Yalnız yaşam yaşamı film yapımcılarının saçmalıklarından biridir, ancak sürekli apartman yaşamı – özellikle de yeni, ses geçirmez binalarda – aynı düzeyde yalıtıcı olabilir, belki daha fazla. Gökyüzündeki bir kutunun içindeyken, kendinizi toplamış son kişi olarak hayal etmek kolaydır.
“Hepimiz Yabancılar”ın ortasındaki hayalperest Adam’ın (Andrew Scott), Londra’nın eteklerinde yaşamayı farklı türden bir daire. Tek başına, umutsuzca senaryo yazmaya çalışıyor ve son derece çirkin bir kazak giyiyor, çoğu kabinde uzanıp televizyon seyrediyor ve cips yiyor. Penceresinden ufuk çizgisine bakabiliyor. Ama hayatı boyunca her şeyden ayrı olmak üzere o da şehirden tamamen ayrıdır. Şimdi, orta yaşlarda, dışarıdan en güvende olduğu hissine kapılıyorsunuz.

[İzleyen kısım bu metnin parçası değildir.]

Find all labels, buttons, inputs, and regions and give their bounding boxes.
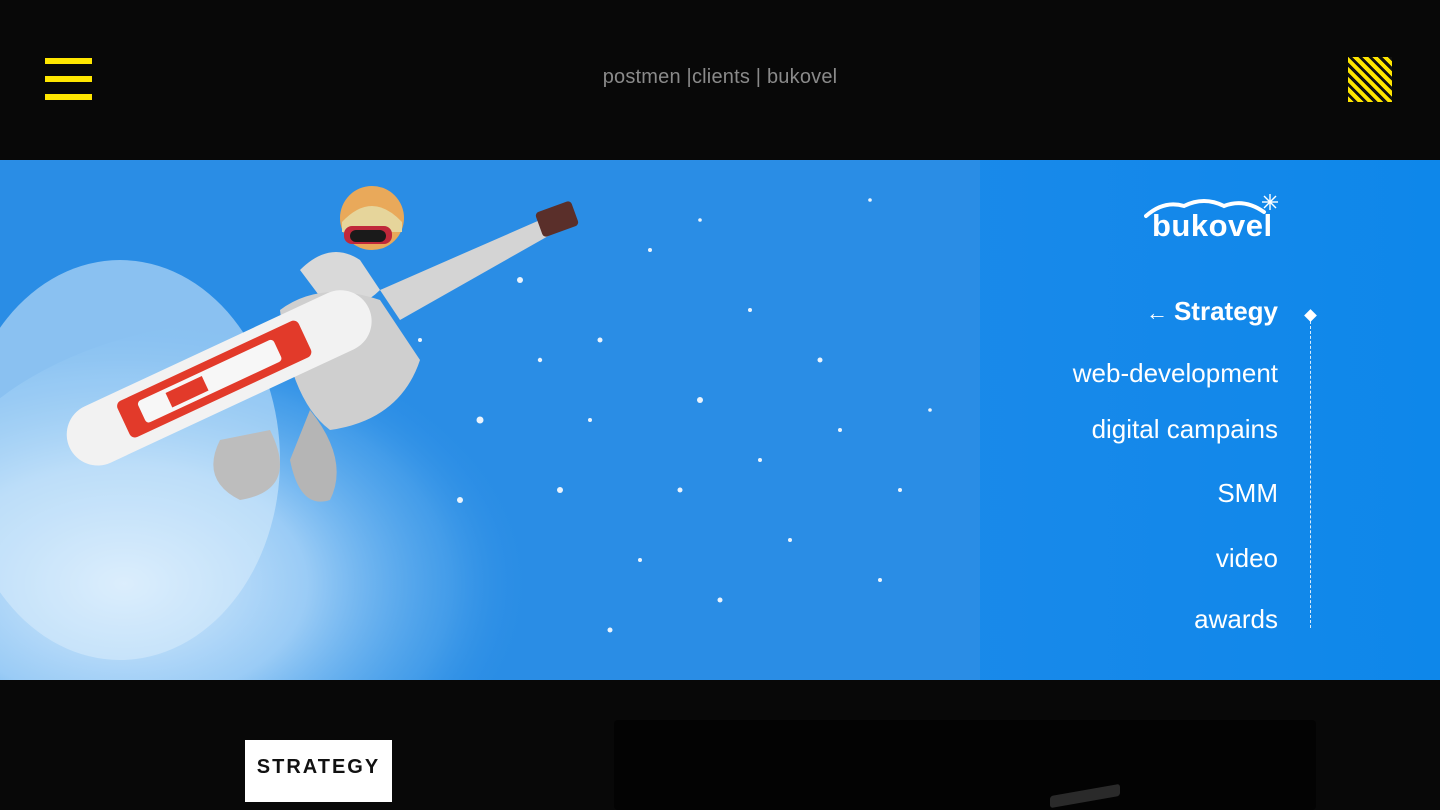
- breadcrumb-clients[interactable]: clients: [692, 66, 750, 88]
- breadcrumb-separator: |: [750, 66, 767, 88]
- striped-pattern-icon[interactable]: [1348, 57, 1392, 102]
- nav-item-smm[interactable]: SMM: [1217, 478, 1278, 509]
- logo-text: bukovel: [1152, 208, 1273, 243]
- content-section: STRATEGY: [0, 680, 1440, 810]
- menu-bar: [45, 58, 92, 64]
- menu-bar: [45, 94, 92, 100]
- breadcrumb-postmen[interactable]: postmen |: [603, 66, 692, 88]
- snowboarder-photo: [0, 160, 980, 680]
- nav-item-awards[interactable]: awards: [1194, 604, 1278, 635]
- nav-item-strategy[interactable]: ← Strategy: [1146, 296, 1278, 327]
- arrow-left-icon: ←: [1145, 300, 1168, 325]
- nav-item-video[interactable]: video: [1216, 543, 1278, 574]
- section-tag-strategy[interactable]: STRATEGY: [245, 740, 392, 802]
- nav-item-label: Strategy: [1173, 296, 1278, 326]
- hero-banner: bukovel ← Strategy web-development digita…: [0, 160, 1440, 680]
- header: postmen |clients | bukovel: [0, 0, 1440, 160]
- nav-item-digital-campains[interactable]: digital campains: [1092, 414, 1278, 445]
- preview-panel: [614, 720, 1316, 810]
- breadcrumb: postmen |clients | bukovel: [0, 66, 1440, 89]
- timeline-line: [1310, 316, 1311, 628]
- nav-item-web-development[interactable]: web-development: [1073, 358, 1278, 389]
- breadcrumb-bukovel[interactable]: bukovel: [767, 66, 837, 88]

Adem’in; çocukluğu trajikti; o bir yazar; Ailesinin her zaman dünya hakkında herkesten daha az şey bildiğini türünden bir insan. Yalnızlık ona doğal geliyor.

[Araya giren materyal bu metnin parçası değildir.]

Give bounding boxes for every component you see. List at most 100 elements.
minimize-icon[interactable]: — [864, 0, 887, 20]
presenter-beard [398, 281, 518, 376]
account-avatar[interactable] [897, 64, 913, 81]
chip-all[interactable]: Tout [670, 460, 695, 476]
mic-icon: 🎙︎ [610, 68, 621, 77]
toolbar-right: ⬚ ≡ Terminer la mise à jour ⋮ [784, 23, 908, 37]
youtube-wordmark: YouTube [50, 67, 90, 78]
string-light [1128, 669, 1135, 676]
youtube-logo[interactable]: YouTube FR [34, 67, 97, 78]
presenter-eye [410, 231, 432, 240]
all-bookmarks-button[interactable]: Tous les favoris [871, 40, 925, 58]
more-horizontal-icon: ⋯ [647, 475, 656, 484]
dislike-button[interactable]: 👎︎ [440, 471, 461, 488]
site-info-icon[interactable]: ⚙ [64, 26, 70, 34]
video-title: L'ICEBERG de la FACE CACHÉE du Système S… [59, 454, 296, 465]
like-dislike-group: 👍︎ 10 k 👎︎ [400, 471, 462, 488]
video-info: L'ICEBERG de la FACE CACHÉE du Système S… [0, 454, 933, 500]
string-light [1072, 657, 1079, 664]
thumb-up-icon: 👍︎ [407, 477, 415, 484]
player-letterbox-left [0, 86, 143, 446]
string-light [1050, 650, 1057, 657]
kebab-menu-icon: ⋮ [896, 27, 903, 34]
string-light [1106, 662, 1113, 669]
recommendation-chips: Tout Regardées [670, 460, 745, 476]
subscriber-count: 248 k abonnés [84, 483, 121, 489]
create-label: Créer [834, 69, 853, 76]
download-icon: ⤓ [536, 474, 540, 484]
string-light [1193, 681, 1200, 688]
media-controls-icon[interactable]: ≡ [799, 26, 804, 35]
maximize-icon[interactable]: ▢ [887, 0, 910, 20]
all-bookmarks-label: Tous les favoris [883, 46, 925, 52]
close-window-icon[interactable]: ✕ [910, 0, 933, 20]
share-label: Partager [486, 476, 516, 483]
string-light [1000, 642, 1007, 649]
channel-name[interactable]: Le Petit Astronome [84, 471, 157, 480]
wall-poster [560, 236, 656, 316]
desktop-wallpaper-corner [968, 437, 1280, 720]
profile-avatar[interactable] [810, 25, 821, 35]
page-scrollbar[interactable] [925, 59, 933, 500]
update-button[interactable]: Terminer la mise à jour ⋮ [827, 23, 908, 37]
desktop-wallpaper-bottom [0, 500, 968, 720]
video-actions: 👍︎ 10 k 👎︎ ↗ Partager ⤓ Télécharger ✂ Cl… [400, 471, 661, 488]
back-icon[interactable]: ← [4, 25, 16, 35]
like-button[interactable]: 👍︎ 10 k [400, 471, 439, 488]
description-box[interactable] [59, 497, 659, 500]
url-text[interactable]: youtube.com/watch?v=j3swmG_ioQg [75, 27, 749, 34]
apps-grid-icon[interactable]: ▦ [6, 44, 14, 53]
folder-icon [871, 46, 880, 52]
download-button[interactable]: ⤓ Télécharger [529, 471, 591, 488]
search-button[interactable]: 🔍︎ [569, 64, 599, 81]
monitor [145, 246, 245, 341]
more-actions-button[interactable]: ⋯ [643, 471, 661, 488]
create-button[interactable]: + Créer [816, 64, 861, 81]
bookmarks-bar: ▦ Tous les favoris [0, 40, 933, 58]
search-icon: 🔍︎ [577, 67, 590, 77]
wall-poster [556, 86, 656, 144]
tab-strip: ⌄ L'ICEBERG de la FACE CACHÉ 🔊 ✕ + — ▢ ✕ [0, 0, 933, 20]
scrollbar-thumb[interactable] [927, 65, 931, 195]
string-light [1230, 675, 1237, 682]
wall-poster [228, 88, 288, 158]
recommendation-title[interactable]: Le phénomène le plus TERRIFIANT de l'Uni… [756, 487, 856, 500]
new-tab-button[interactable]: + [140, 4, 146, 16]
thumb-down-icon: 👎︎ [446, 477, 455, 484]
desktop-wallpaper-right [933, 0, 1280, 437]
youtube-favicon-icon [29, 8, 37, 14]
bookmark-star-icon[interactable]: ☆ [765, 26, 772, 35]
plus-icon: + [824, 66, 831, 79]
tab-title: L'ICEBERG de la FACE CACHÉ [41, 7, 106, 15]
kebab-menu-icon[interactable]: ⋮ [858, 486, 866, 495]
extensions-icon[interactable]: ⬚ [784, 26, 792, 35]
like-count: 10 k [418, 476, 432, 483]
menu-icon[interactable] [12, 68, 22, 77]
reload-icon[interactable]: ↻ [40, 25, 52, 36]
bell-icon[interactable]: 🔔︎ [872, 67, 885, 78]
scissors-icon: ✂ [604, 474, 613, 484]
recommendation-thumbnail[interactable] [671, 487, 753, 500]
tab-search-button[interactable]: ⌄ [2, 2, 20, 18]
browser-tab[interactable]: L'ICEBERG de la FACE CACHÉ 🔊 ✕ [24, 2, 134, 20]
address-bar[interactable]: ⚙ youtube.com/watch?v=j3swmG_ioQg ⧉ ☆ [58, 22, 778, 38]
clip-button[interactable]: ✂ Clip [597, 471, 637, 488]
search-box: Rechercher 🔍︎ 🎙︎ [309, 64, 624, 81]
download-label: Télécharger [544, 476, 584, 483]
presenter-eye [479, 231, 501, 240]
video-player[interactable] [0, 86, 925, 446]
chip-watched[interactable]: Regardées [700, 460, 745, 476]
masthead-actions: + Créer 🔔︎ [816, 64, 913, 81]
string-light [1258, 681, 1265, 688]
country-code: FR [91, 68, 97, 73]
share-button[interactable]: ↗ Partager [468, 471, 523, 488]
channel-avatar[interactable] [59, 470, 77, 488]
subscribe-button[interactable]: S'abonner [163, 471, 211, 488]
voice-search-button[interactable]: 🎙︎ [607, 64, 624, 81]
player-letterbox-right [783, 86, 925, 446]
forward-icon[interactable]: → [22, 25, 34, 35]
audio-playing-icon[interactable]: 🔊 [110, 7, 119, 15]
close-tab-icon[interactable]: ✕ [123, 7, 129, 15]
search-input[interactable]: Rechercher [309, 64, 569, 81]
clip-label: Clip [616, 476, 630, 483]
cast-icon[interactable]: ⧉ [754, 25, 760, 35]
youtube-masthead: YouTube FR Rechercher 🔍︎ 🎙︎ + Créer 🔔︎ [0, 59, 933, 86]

Andrew Haigh tarafından yazılan ve yönetilen “Hepimiz Yabancılar”, genel anlamda Japon yazar Taichi Yamada’nın boşanmış bir yazarın binasında bir kadınla tanışmasını konu alan yedek romanı “Strangers”a ulaşabildi. Ancak Haigh’in çalışmaları (“Weekend” ve TV dizisi “Looking” de dahil olmak üzere) sık sık samimi duygusal ortamını araştırdı ve Yamada’nın öyküsünü daha az soğuk, çok daha kaygan, kendi kalp atışına çok daha yakın bir noktaya dönüştürdü.
Haigh ilk yarım saati nasıl bir sinema izlememizi merak edebiliyorsunuz. Adem’in sadece mecazi anlamda değil, aslında bütünleşmiş son adam gibi göründüğünü anlar vardır. Ancak bir gece elinde viski şişesiyle kapıyı çalan Harry (Paul Mescal, bıyıklı) ile tanışır. Görünüşe göre bu garip binada yaşayan tek iki kişi onlar. Adam kibar ama beceriksiz biri ve onu içeri almıyor. Yalnızlığından memnun ya da onu bozmanın ne anlama gelebileceğinden çok endişe verici. Ama Adam aynı zamanda çocukluğu hakkında da yazmaya çalışıyor (“EXT SUBURBAN HOUSE 1987” diye yazıyor) ve neredeyse hiç düşünmeden kendini parçalara ayıranlere giden bir trende buluyor.
Orada zaman içinde kendi içinde yaşar ve dairelerine girer, sıkıcı hayatı boyut kazanmaya başlar. İlk başta taleple, sonra tutkuyla Harry’ye aşık oluyor, yara izi olan katmanlarını yavaş yavaş soyuyor. Hayat farklı olabilir mi? Kalbinin kilidi açma riske değer mi? Peki ailesi onu şimdi görebilselerdi ne derdi?
Makalenin alma konusunda sorunu.
Lütfen tarayıcı ayarlarınızda JavaScript’i etkinleştirin.
Erişimi doğrularken gösterdiğiniz sabır için teşekkür ederiz. Okuyucu modundaysanız lütfen çıkın ve Times hesaplarında oturum açın veya tüm The Times’a abone olun.
Erişimi doğrularken gösterdiğiniz sabır için teşekkür ederiz.
Zaten abone misiniz? Giriş yapmak.
The Times’ın tamamlanması mı gerekiyor? Kemik.